Nonostante l’incipit “in ogni caso”, considerando la sedes materiae della disposizione (art. 96 c.p.c. e non art. 91 c.p.c.), la condanna può essere emessa in presenza di mala fede, colpa grave o assenza di normale prudenza (colpa lieve) nelle ipotesi di cui all’art. 96, II co. c.p.c., non in tutte le ipotesi di semplice soccombenza. Non si rimane più nell’ambito di una prospettiva meramente risarcitoria, ma ci si pone in una prospettiva sanzionatoria (punitive damage) per scoraggiare l’abuso del diritto di difesa. Nel caso in esame si è in presenza di una tipica condotta processuale temeraria, perché meramente dilatoria: la lettera 12 marzo 2012 del legale dell’opponente, avv. F. P., documenta che il pagamento non avvenne non perché erano stati prontamente comunicati dei gravi vizi, ma perché il committente era in difficoltà economiche: “… non è in grado di far fronte alle vostre richieste se non in piccola parte, cosicché propone mio tramite il pagamento, saldo e stralcio, della somma di Euro 4.000,00” (doc. 1 conv.). Considerando la natura della causa e le spese processuali liquidabili, la somma prevista dall’art. 96, III co. c.p.c. viene determinata equitativamente nell’importo di Euro 1.500,00.
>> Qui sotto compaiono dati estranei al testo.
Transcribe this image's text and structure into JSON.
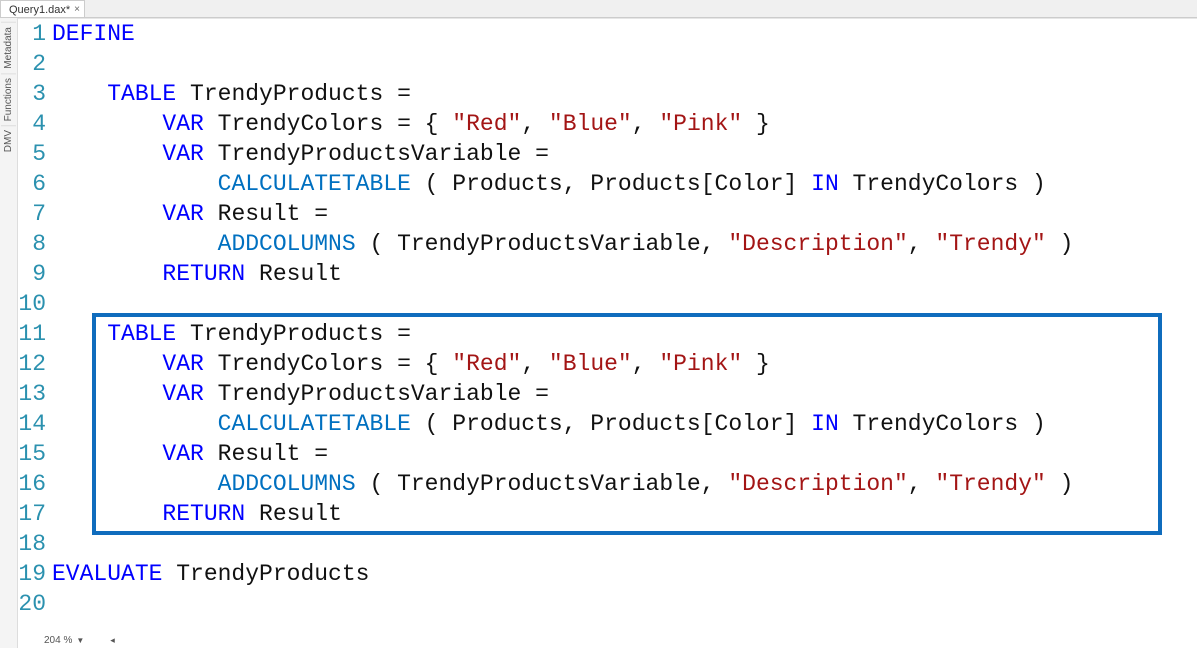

6. Il decreto ingiuntivo del Tribunale di Padova 9-12 marzo 2012, n. 1128/12 ing. è stato dichiarato provvisoriamente esecutivo con ordinanza 25.10.12. Le spese legali, liquidate come da dispositivo sulla base del D.M. 20 luglio 2012, n. 140, trattandosi di processo concluso dopo il 23 agosto 2012 (cfr. Cass., s.u., 12.10.12, n. 17405), seguono la soccombenza.
P.Q.M.
Il Tribunale, definitivamente pronunziando, rigettata ogni ulteriore domanda, istanza ed eccezione, respinge l’opposizione al decreto ingiuntivo del Tribunale di Padova 9-12 marzo 2012, n. 1128/12 ing. e condanna l’attore G.L.P. al pagamento in favore di VERNICIATURA S.R.L. della somma di Euro 1.500,00 ai sensi dell’art. 96 u.c. c.p.c. nonché delle spese processuali, liquidate in Euro 1.550,00 per compenso, oltre I.V.A. e C.P.A..
Così deciso in Padova, il 10 ottobre 2013.
Depositata in Cancelleria il 10 ottobre 2013.